IQALUIT - Getting a passport photo should soon be as simple as dropping by the hamlet office, filling out some paperwork, paying up to $40 and posing.

The Government of Nunavut formally announced June 1 that it has purchased camera equipment for 23 Nunavut communities and provided the related training. Hamlet offices already provide photo services for drivers' licences and identification cards.

Exceptions are in Iqaluit and Rankin Inlet, where passport photo services already exist through businesses, said Wende Halonen, communications person for the Government of Nunavut.

The government had budgeted $125,000 for the self-contained digital passport systems and training. Halonen said training costs were reduced when the GN was able to show senior administrative officers how to operate the equipment while they were in Iqaluit for the Nunavut Association of Municipalities annual general meeting in May. As well, some municipal liaison officers had previous experience using similar photo ID services, she added. The company that supplied the camera equipment offers technical support online, if needed, Halonen said.

"We won't know until we send (the passport photos) in...but we're hoping for very few rejections," she said.
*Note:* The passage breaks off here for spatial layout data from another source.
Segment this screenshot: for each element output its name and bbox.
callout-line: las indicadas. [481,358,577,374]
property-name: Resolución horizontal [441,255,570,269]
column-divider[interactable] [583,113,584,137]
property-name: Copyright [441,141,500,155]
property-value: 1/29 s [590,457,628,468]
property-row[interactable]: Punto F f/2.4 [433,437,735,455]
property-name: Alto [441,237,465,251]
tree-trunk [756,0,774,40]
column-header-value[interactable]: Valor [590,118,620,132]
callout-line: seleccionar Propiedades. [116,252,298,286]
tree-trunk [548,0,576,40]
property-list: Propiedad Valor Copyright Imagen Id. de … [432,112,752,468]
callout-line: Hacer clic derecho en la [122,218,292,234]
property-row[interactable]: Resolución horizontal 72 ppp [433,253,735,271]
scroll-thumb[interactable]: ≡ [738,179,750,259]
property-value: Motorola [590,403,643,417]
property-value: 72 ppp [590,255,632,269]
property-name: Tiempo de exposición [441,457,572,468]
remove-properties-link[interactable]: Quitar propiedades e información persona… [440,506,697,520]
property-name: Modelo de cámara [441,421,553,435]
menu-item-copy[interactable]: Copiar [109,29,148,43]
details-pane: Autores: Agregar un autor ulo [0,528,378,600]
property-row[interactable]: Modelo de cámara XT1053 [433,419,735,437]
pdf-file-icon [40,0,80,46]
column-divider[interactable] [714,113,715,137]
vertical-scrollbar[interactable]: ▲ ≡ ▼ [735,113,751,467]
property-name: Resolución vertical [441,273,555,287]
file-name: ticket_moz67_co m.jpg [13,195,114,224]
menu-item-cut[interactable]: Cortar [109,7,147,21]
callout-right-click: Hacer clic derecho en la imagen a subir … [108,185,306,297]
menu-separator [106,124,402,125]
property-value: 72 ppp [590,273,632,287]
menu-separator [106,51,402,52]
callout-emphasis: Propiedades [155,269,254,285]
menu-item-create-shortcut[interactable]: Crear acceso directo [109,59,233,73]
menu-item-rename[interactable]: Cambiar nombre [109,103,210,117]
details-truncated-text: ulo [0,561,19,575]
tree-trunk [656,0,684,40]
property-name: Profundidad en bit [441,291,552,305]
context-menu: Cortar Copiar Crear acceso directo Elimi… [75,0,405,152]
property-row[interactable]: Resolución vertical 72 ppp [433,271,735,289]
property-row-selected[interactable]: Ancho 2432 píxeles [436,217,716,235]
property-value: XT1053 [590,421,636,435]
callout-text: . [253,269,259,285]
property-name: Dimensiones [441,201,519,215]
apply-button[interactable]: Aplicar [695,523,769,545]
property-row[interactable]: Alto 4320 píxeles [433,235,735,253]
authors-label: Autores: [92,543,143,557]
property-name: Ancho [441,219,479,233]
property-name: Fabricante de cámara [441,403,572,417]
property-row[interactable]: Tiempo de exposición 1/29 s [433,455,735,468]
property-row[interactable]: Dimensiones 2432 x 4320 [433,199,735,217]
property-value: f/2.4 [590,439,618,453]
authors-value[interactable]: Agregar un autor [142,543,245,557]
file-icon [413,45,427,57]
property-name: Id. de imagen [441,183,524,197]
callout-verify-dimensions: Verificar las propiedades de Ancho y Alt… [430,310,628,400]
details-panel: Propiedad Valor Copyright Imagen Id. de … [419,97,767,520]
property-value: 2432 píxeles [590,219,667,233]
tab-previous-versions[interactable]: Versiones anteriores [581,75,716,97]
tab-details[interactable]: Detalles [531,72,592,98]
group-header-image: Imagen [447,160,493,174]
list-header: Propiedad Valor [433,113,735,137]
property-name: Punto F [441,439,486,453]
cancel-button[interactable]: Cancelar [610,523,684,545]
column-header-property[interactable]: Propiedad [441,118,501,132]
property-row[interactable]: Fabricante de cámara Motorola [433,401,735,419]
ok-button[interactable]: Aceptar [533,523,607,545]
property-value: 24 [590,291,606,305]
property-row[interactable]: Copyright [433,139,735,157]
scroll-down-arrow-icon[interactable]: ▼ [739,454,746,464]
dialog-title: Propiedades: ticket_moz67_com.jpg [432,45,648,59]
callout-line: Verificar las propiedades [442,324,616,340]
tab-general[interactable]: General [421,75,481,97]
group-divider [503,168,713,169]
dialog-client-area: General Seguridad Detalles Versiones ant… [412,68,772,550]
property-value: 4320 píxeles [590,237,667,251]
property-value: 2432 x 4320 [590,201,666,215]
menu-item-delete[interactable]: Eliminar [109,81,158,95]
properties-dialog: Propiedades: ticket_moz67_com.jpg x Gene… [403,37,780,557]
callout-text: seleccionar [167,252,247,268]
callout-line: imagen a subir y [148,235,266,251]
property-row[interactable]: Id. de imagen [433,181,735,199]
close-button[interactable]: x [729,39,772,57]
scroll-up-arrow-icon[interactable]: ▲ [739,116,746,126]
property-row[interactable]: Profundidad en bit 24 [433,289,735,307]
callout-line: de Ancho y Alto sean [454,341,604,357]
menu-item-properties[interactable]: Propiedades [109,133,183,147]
Nunavut's athletes have commonly faced the obstacle of obtaining passport pictures to travel abroad for competitions, so Friday's news was welcomed by Frank Tootoo, director of Sport Nunavut, based in Baker Lake.

"We're grateful to have it," Tootoo said. "If they're moving on it that's great. I think it will help our kids, (make it) easier for them to travel."

Levi Barnabas, MLA for the High Arctic's Quttiktuq region and a proponent of passport photos from a local level, said it will bring a service to his constituents in Canada's most remote communities that is available to other Canadians.

The fee for the photos, set at up to $40, is to cover the cost of supplies, Halonen said. Although the price in Yellowknife is only $20, she attributed the higher charge in Nunavut to transportation costs for the photo paper and other materials.